Welcome to the next iteration of my ramblings. I rambled my way through my teens, scrawling out my adolescent angst using colourful pencils, plain exercise books, and really bad poetry. I documented the ‘uni-years’ in photographic format, compiling mix-tapes and the odd drunken ramble about my latest unrequited crush. Then came my Australian-based ramblings when I moved her in my early 30s and rode the 2nd wave of my misspent youth. God, it was fun! As much as I hate to admit it, there’s no getting away from the fact this blog will form my middle-aged ramblings. I find myself here, typing on my bay-side Melbournian balcony, five years older, a little bit larger and lonelier, quite a bit single but significantly more qualified. I’ve just finished a psychology degree.

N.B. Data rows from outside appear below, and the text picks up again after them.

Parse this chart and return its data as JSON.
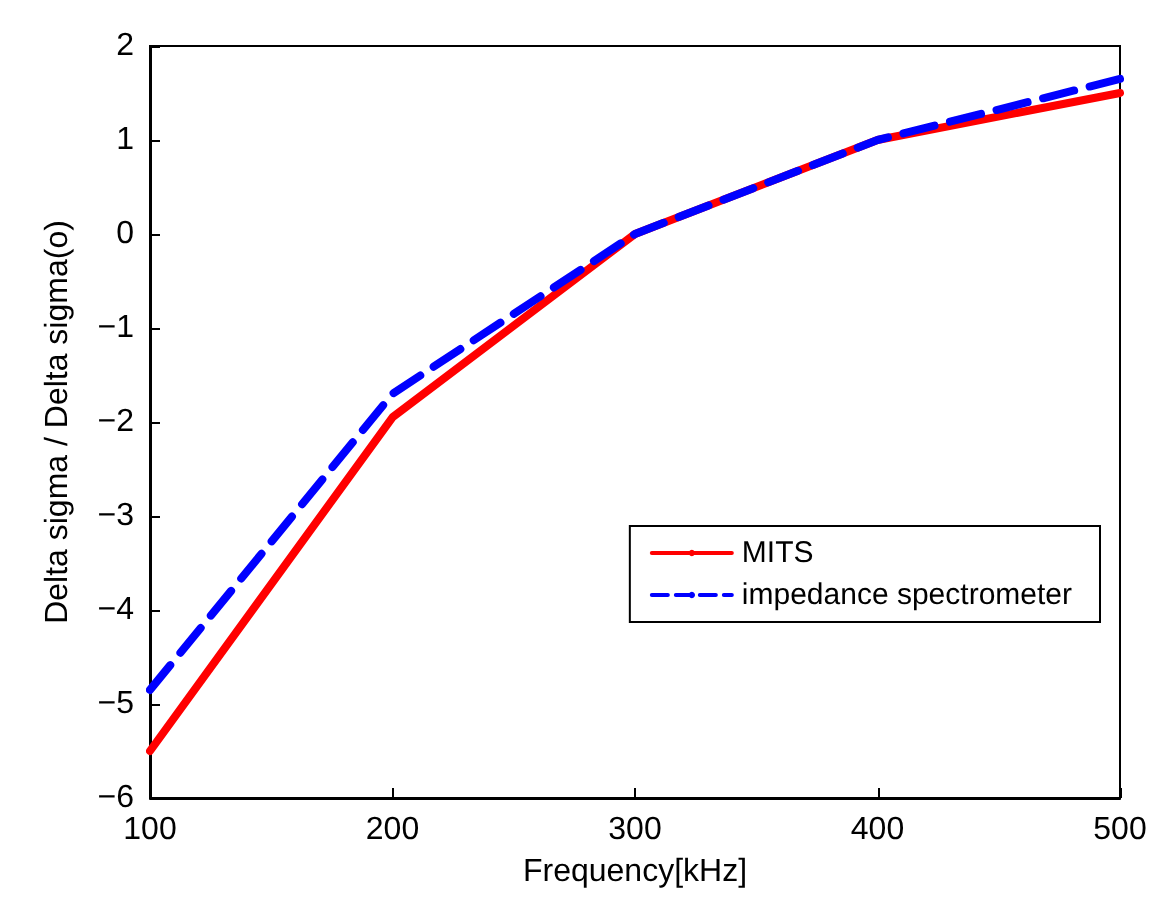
{
  "chart_data": {
    "type": "line",
    "xlabel": "Frequency[kHz]",
    "ylabel": "Delta sigma / Delta sigma(o)",
    "x": [
      100,
      200,
      300,
      400,
      500
    ],
    "series": [
      {
        "name": "MITS",
        "color": "#ff0000",
        "line_style": "solid",
        "values": [
          -5.5,
          -1.95,
          0,
          1,
          1.5
        ]
      },
      {
        "name": "impedance spectrometer",
        "color": "#0000ff",
        "line_style": "dashed",
        "values": [
          -4.85,
          -1.7,
          0,
          1,
          1.65
        ]
      }
    ],
    "xlim": [
      100,
      500
    ],
    "xticks": [
      100,
      200,
      300,
      400,
      500
    ],
    "ylim": [
      -6,
      2
    ],
    "yticks": [
      -6,
      -5,
      -4,
      -3,
      -2,
      -1,
      0,
      1,
      2
    ],
    "grid": false,
    "legend": "right",
    "marker": "none"
  }
}
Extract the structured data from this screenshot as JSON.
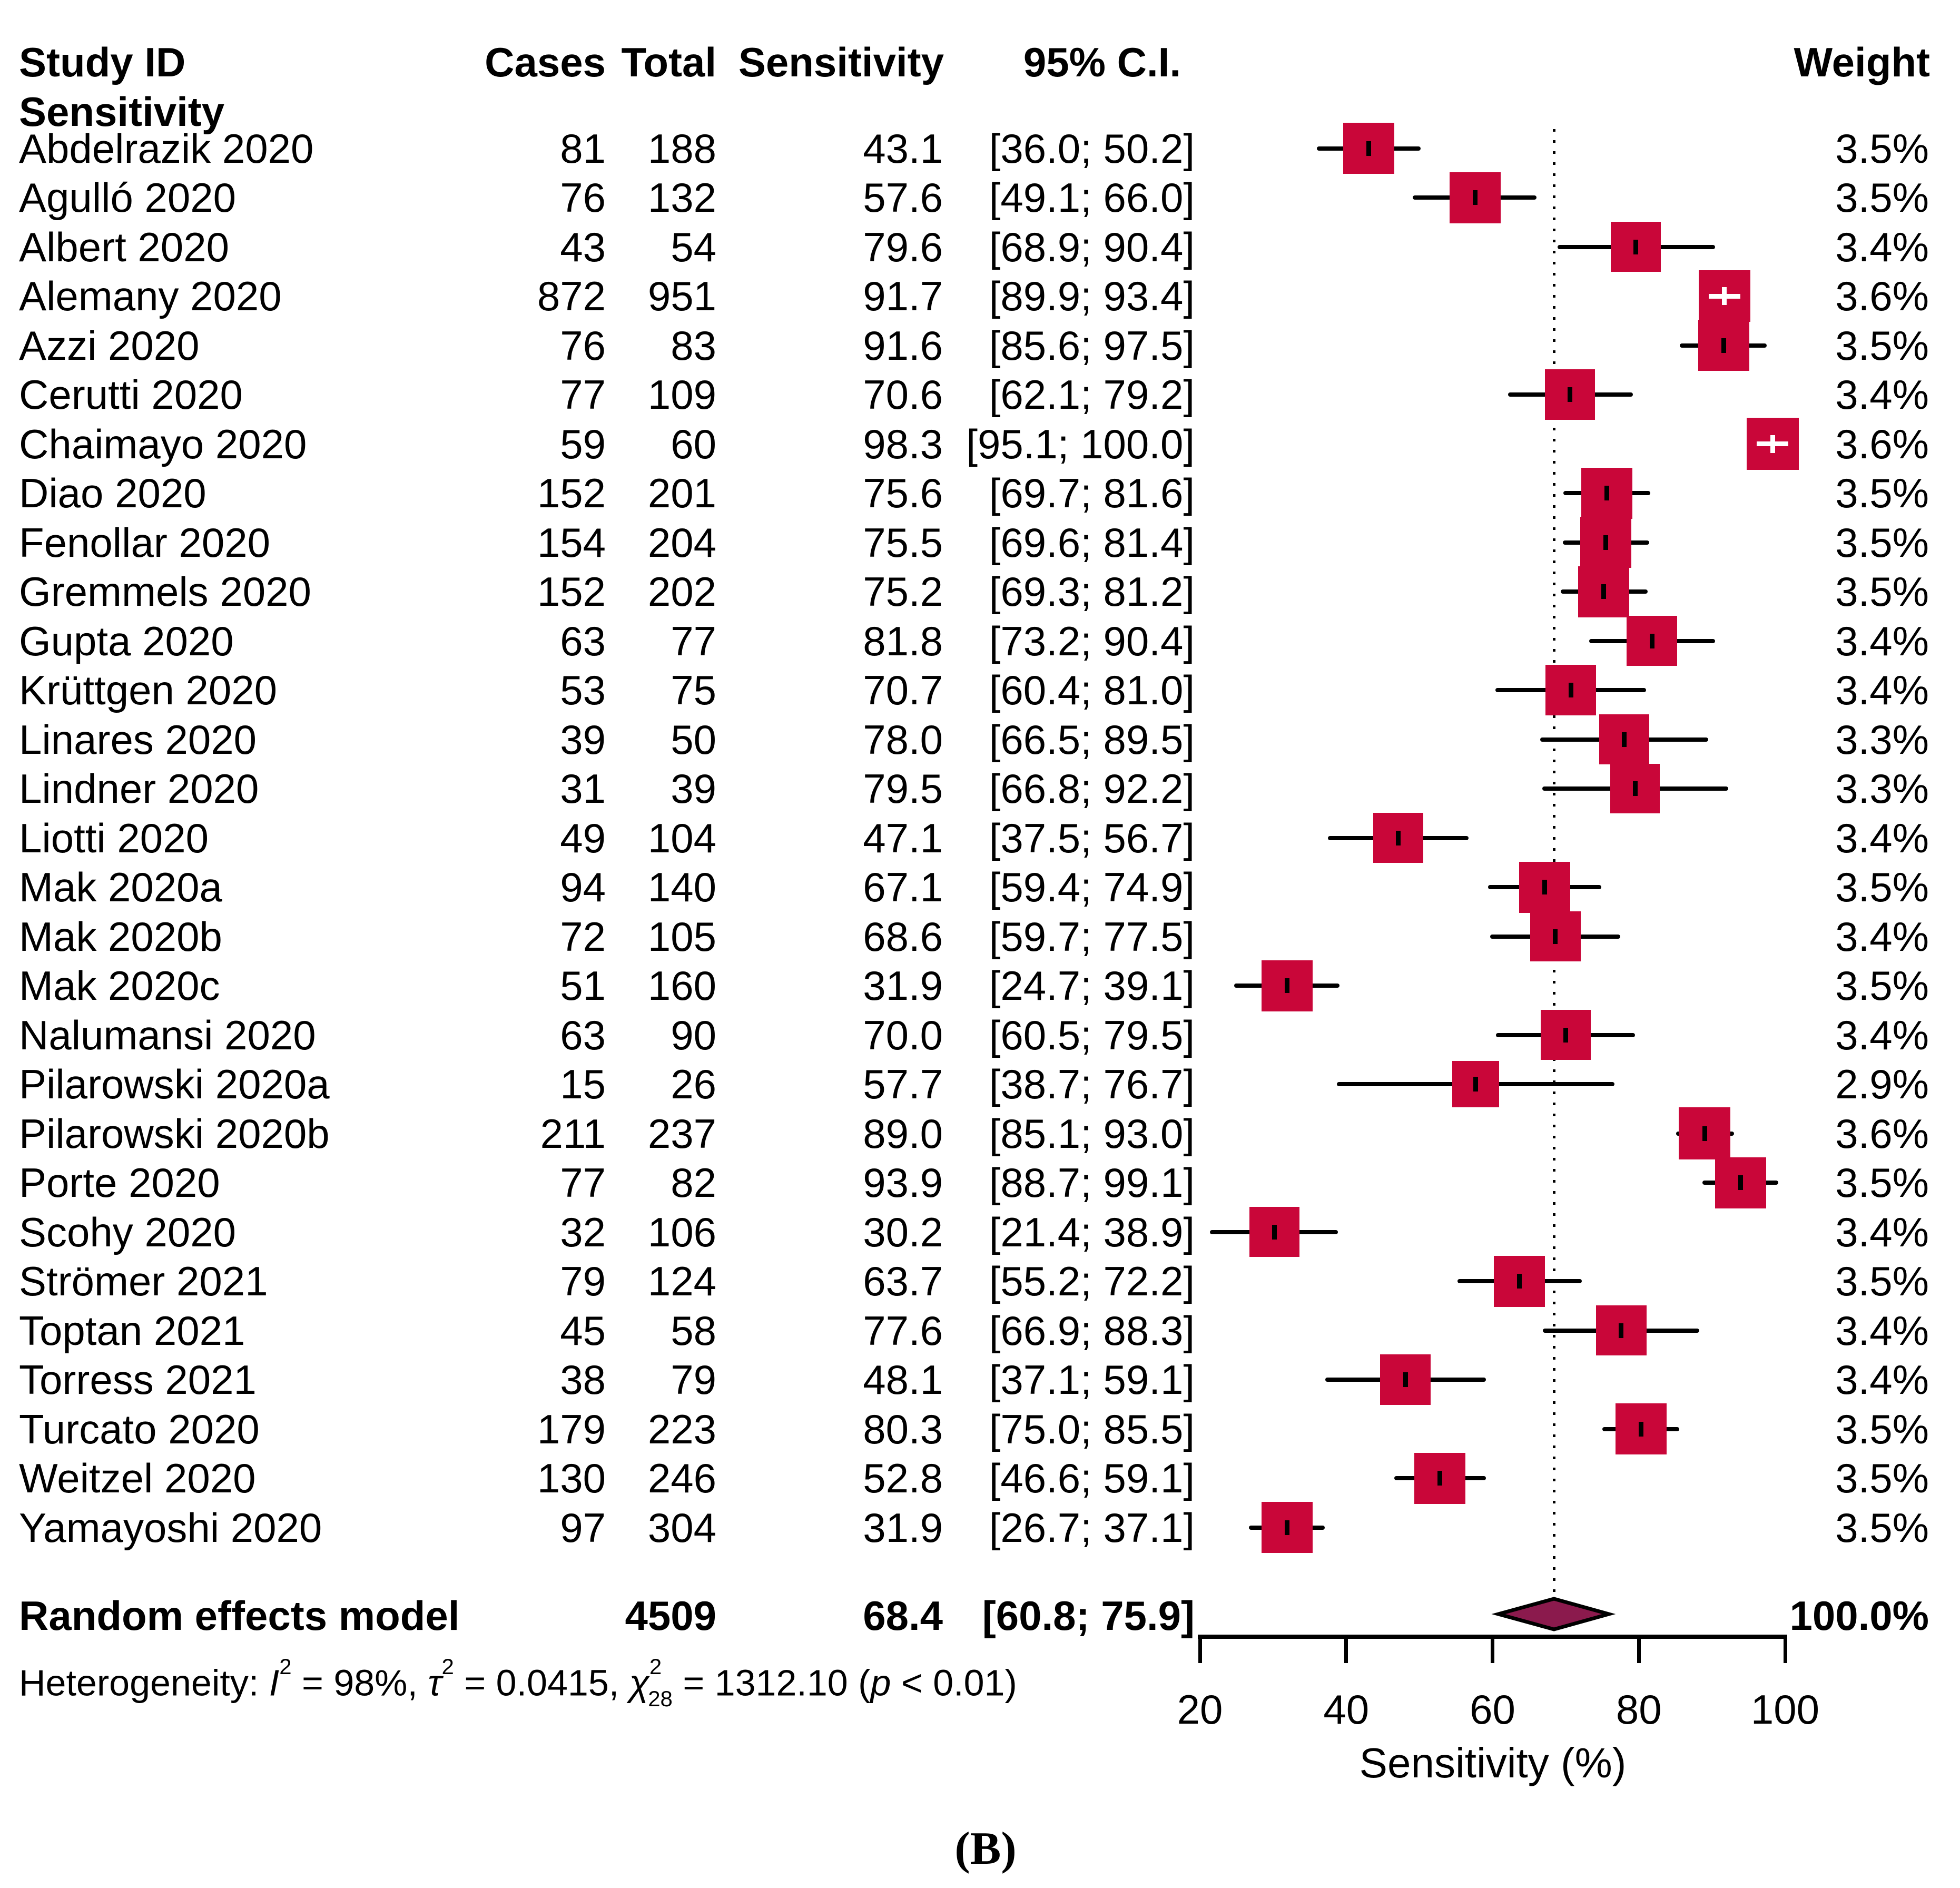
{
  "header": {
    "study_id": "Study ID",
    "cases": "Cases",
    "total": "Total",
    "sensitivity": "Sensitivity",
    "ci": "95% C.I.",
    "weight": "Weight",
    "subgroup": "Sensitivity"
  },
  "heterogeneity": {
    "segments": [
      {
        "text": "Heterogeneity: "
      },
      {
        "text": "I",
        "italic": true
      },
      {
        "text": "2",
        "sup": true
      },
      {
        "text": " = 98%, "
      },
      {
        "text": "τ",
        "italic": true
      },
      {
        "text": "2",
        "sup": true
      },
      {
        "text": " = 0.0415, "
      },
      {
        "text": "χ",
        "italic": true
      },
      {
        "text": "2",
        "sup": true
      },
      {
        "text": "28",
        "sub": true,
        "tuck": true
      },
      {
        "text": " = 1312.10 ("
      },
      {
        "text": "p",
        "italic": true
      },
      {
        "text": " < 0.01)"
      }
    ]
  },
  "panel_label": "(B)",
  "colors": {
    "square": "#C90639",
    "diamond": "#8B1A4D",
    "line": "#000000",
    "white_marker": "#ffffff"
  },
  "chart_data": {
    "type": "forest",
    "x_axis": {
      "label": "Sensitivity (%)",
      "ticks": [
        20,
        40,
        60,
        80,
        100
      ],
      "range": [
        20,
        100
      ]
    },
    "reference_line": 68.4,
    "legend_note": "square size proportional to weight; diamond = pooled random effects estimate",
    "studies": [
      {
        "name": "Abdelrazik 2020",
        "cases": "81",
        "total": "188",
        "estimate": "43.1",
        "ci_lo": "36.0",
        "ci_hi": "50.2",
        "weight": "3.5%"
      },
      {
        "name": "Agulló 2020",
        "cases": "76",
        "total": "132",
        "estimate": "57.6",
        "ci_lo": "49.1",
        "ci_hi": "66.0",
        "weight": "3.5%"
      },
      {
        "name": "Albert 2020",
        "cases": "43",
        "total": "54",
        "estimate": "79.6",
        "ci_lo": "68.9",
        "ci_hi": "90.4",
        "weight": "3.4%"
      },
      {
        "name": "Alemany 2020",
        "cases": "872",
        "total": "951",
        "estimate": "91.7",
        "ci_lo": "89.9",
        "ci_hi": "93.4",
        "weight": "3.6%"
      },
      {
        "name": "Azzi 2020",
        "cases": "76",
        "total": "83",
        "estimate": "91.6",
        "ci_lo": "85.6",
        "ci_hi": "97.5",
        "weight": "3.5%"
      },
      {
        "name": "Cerutti 2020",
        "cases": "77",
        "total": "109",
        "estimate": "70.6",
        "ci_lo": "62.1",
        "ci_hi": "79.2",
        "weight": "3.4%"
      },
      {
        "name": "Chaimayo 2020",
        "cases": "59",
        "total": "60",
        "estimate": "98.3",
        "ci_lo": "95.1",
        "ci_hi": "100.0",
        "weight": "3.6%"
      },
      {
        "name": "Diao 2020",
        "cases": "152",
        "total": "201",
        "estimate": "75.6",
        "ci_lo": "69.7",
        "ci_hi": "81.6",
        "weight": "3.5%"
      },
      {
        "name": "Fenollar 2020",
        "cases": "154",
        "total": "204",
        "estimate": "75.5",
        "ci_lo": "69.6",
        "ci_hi": "81.4",
        "weight": "3.5%"
      },
      {
        "name": "Gremmels 2020",
        "cases": "152",
        "total": "202",
        "estimate": "75.2",
        "ci_lo": "69.3",
        "ci_hi": "81.2",
        "weight": "3.5%"
      },
      {
        "name": "Gupta 2020",
        "cases": "63",
        "total": "77",
        "estimate": "81.8",
        "ci_lo": "73.2",
        "ci_hi": "90.4",
        "weight": "3.4%"
      },
      {
        "name": "Krüttgen 2020",
        "cases": "53",
        "total": "75",
        "estimate": "70.7",
        "ci_lo": "60.4",
        "ci_hi": "81.0",
        "weight": "3.4%"
      },
      {
        "name": "Linares 2020",
        "cases": "39",
        "total": "50",
        "estimate": "78.0",
        "ci_lo": "66.5",
        "ci_hi": "89.5",
        "weight": "3.3%"
      },
      {
        "name": "Lindner 2020",
        "cases": "31",
        "total": "39",
        "estimate": "79.5",
        "ci_lo": "66.8",
        "ci_hi": "92.2",
        "weight": "3.3%"
      },
      {
        "name": "Liotti 2020",
        "cases": "49",
        "total": "104",
        "estimate": "47.1",
        "ci_lo": "37.5",
        "ci_hi": "56.7",
        "weight": "3.4%"
      },
      {
        "name": "Mak 2020a",
        "cases": "94",
        "total": "140",
        "estimate": "67.1",
        "ci_lo": "59.4",
        "ci_hi": "74.9",
        "weight": "3.5%"
      },
      {
        "name": "Mak 2020b",
        "cases": "72",
        "total": "105",
        "estimate": "68.6",
        "ci_lo": "59.7",
        "ci_hi": "77.5",
        "weight": "3.4%"
      },
      {
        "name": "Mak 2020c",
        "cases": "51",
        "total": "160",
        "estimate": "31.9",
        "ci_lo": "24.7",
        "ci_hi": "39.1",
        "weight": "3.5%"
      },
      {
        "name": "Nalumansi 2020",
        "cases": "63",
        "total": "90",
        "estimate": "70.0",
        "ci_lo": "60.5",
        "ci_hi": "79.5",
        "weight": "3.4%"
      },
      {
        "name": "Pilarowski 2020a",
        "cases": "15",
        "total": "26",
        "estimate": "57.7",
        "ci_lo": "38.7",
        "ci_hi": "76.7",
        "weight": "2.9%"
      },
      {
        "name": "Pilarowski 2020b",
        "cases": "211",
        "total": "237",
        "estimate": "89.0",
        "ci_lo": "85.1",
        "ci_hi": "93.0",
        "weight": "3.6%"
      },
      {
        "name": "Porte 2020",
        "cases": "77",
        "total": "82",
        "estimate": "93.9",
        "ci_lo": "88.7",
        "ci_hi": "99.1",
        "weight": "3.5%"
      },
      {
        "name": "Scohy 2020",
        "cases": "32",
        "total": "106",
        "estimate": "30.2",
        "ci_lo": "21.4",
        "ci_hi": "38.9",
        "weight": "3.4%"
      },
      {
        "name": "Strömer 2021",
        "cases": "79",
        "total": "124",
        "estimate": "63.7",
        "ci_lo": "55.2",
        "ci_hi": "72.2",
        "weight": "3.5%"
      },
      {
        "name": "Toptan 2021",
        "cases": "45",
        "total": "58",
        "estimate": "77.6",
        "ci_lo": "66.9",
        "ci_hi": "88.3",
        "weight": "3.4%"
      },
      {
        "name": "Torress 2021",
        "cases": "38",
        "total": "79",
        "estimate": "48.1",
        "ci_lo": "37.1",
        "ci_hi": "59.1",
        "weight": "3.4%"
      },
      {
        "name": "Turcato 2020",
        "cases": "179",
        "total": "223",
        "estimate": "80.3",
        "ci_lo": "75.0",
        "ci_hi": "85.5",
        "weight": "3.5%"
      },
      {
        "name": "Weitzel 2020",
        "cases": "130",
        "total": "246",
        "estimate": "52.8",
        "ci_lo": "46.6",
        "ci_hi": "59.1",
        "weight": "3.5%"
      },
      {
        "name": "Yamayoshi 2020",
        "cases": "97",
        "total": "304",
        "estimate": "31.9",
        "ci_lo": "26.7",
        "ci_hi": "37.1",
        "weight": "3.5%"
      }
    ],
    "pooled": {
      "name": "Random effects model",
      "total": "4509",
      "estimate": "68.4",
      "ci_lo": "60.8",
      "ci_hi": "75.9",
      "weight": "100.0%"
    }
  }
}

And yet in many ways, I’m no closer to ‘finding myself’ than I was when I lept out of my Dad’s car to move into halls of residence at university at 18 or packed my bags for a new life in Australia at 32. I’m still crippled by opportunities, dissatisfied with my lot and looking for the next bright shiny thing to come around the corner. But over years I’ve made a decent dent in deciding what I DON’T want in life, so that’s progress.
The big questions that require answers in the next few months are as follows:
- Career direction
Do I jump from my very well-meaning, tough charity gig and get below average pay? Or sell my soul and move back to the corporate world which I’ll hate but can do care-free? Or do I pursue the dream of clinical psychology, eventual flexible working, running my own practice? Or side-step into a dream field using both current skills and my psych?
- Do I stay or do I go?
Remain or leave? My very own Brexit dilemma (a constant expat quandary). Do I stay here in Aus, living my life of guaranteed summers, good food, and laidbackness (I can’t think of a better word!)? Or do I move back into my south London pad for a couple of years, get to know my niece and nephew, and support my sister in managing our mother with premature Alzheimer’s before we move her into the inevitable care home?
There are easy answers and hard answers. Rational and emotional. Answers which change every time I talk to someone different. I can ask advice but the decision is mine and needs to be a solution I can accept.
And so I’m taking July off work. I don’t know where I’ll go, but I hope you’ll come with me.